The quarterly Hispanic Consumer Sentiment Index (CSI), taken from April to June, stands at 94.8, up nearly five points from the first quarter of 2017, when FAU conducted its last quarterly survey of Hispanic consumers nationally.
Increased optimism on their personal finances for the upcoming year and the economic outlook of the county in the next five years may account for the bounce. More than three-quarters of Hispanics (78 percent) said they expect to be financially better off over the next year compared to 60 percent in the previous quarter. When asked about the economic outlook of the country in the next five years, 51 percent said they expect good times, up eight percentage points from the previous quarter.
Similar to last quarter, 67 percent of Hispanics said they are better off financially today than they were one year ago. Overall, 54 percent of Hispanics said business conditions in the U.S. will see good times financially in the next 12 months and 51 percent expect good times financially for the next five years, a seven-point improvement over the April index.

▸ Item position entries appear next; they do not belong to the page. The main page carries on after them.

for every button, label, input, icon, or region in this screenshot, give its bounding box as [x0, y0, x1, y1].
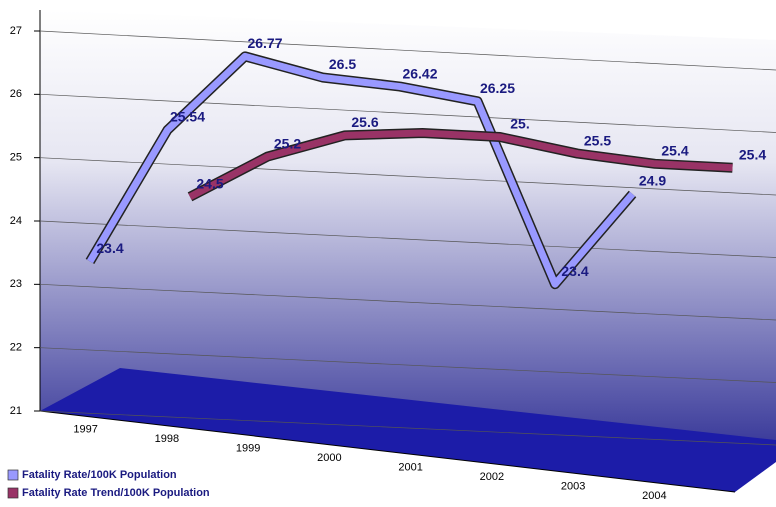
legend-label: Fatality Rate/100K Population — [22, 469, 177, 481]
data-label: 26.5 — [329, 56, 356, 72]
series-line — [86, 52, 636, 288]
data-label: 25.5 — [584, 132, 611, 148]
x-tick-label: 1999 — [236, 443, 260, 455]
data-label: 26.77 — [247, 35, 282, 51]
x-tick-label: 2002 — [480, 471, 504, 483]
y-tick-label: 24 — [10, 215, 22, 227]
grid-line — [39, 93, 776, 133]
data-label: 23.4 — [96, 240, 123, 256]
x-tick-label: 2000 — [317, 452, 341, 464]
grid-line — [39, 157, 776, 196]
data-label: 26.42 — [402, 65, 437, 81]
y-tick-label: 27 — [10, 25, 22, 37]
data-label: 24.9 — [639, 173, 666, 189]
y-tick-label: 25 — [10, 152, 22, 164]
data-label: 25.2 — [274, 135, 301, 151]
data-label: 25.4 — [739, 146, 766, 162]
data-label: 26.25 — [480, 80, 515, 96]
data-label: 25.4 — [661, 143, 688, 159]
y-tick-label: 21 — [10, 405, 22, 417]
data-label: 25.54 — [170, 109, 205, 125]
grid-line — [39, 410, 776, 446]
data-label: 25. — [510, 116, 529, 132]
grid-line — [39, 220, 776, 258]
floor — [40, 368, 776, 492]
data-label: 23.4 — [561, 263, 588, 279]
series-line — [188, 129, 733, 200]
data-label: 25.6 — [351, 114, 378, 130]
data-label: 24.5 — [196, 176, 223, 192]
y-tick-label: 22 — [10, 342, 22, 354]
back-wall — [40, 10, 776, 445]
grid-line — [39, 30, 776, 71]
x-axis — [39, 410, 736, 493]
x-tick-label: 2003 — [561, 481, 585, 493]
legend-label: Fatality Rate Trend/100K Population — [22, 487, 210, 499]
grid-line — [39, 283, 776, 321]
legend-swatch — [7, 487, 19, 499]
legend-swatch — [7, 469, 19, 481]
y-tick-label: 26 — [10, 88, 22, 100]
x-tick-label: 1998 — [155, 433, 179, 445]
y-tick-label: 23 — [10, 278, 22, 290]
grid-line — [39, 347, 776, 383]
x-tick-label: 2004 — [642, 490, 666, 502]
x-tick-label: 1997 — [73, 424, 97, 436]
x-tick-label: 2001 — [398, 462, 422, 474]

Just over half of Hispanics (51.7 percent) said now is a good time to buy a house, and 58.5 percent said it is a good time to buy a vehicle. The cost of living is having an impact as 56.3 percent said it has gone up while only 21.2 percent said it has gone down. Nearly 6 in 10 Hispanics (58 percent) expect the price of gas to go up during the next three months, while 12 percent think it will go down. A majority of Hispanics (52 percent) expects interest rates to go up, while 18 percent said they think they will go down.
Meanwhile, President Trump’s approval rating among Hispanics fell six points from 39 to 33 percent. Of those surveyed, 23 percent identified themselves as Republicans, 40 percent Democrats, 19 percent Independents and 18 percent were not registered.
“Although Hispanics’ approval rating of Mr. Trump has dropped compared to the previous quarter, they are optimistic about their financial situation and the economic outlook of the country in the next five years,” said Monica Escaleras, Ph.D., director of FAU BEPI.
The survey was conducted nationally April 1-June 30. The random polling sample consisted of 1,000 Hispanics, 18 years of age and older, with a margin of error of +/- 3.5 percent. The survey was administered using both landlines via IVR data collection (14 percent) and online data collection (86 percent) using Survey Sampling International. Responses for the entire sample were weighted to reflect the national distribution of the Hispanic population by region, education, gender, income and age according to latest American Community Survey data.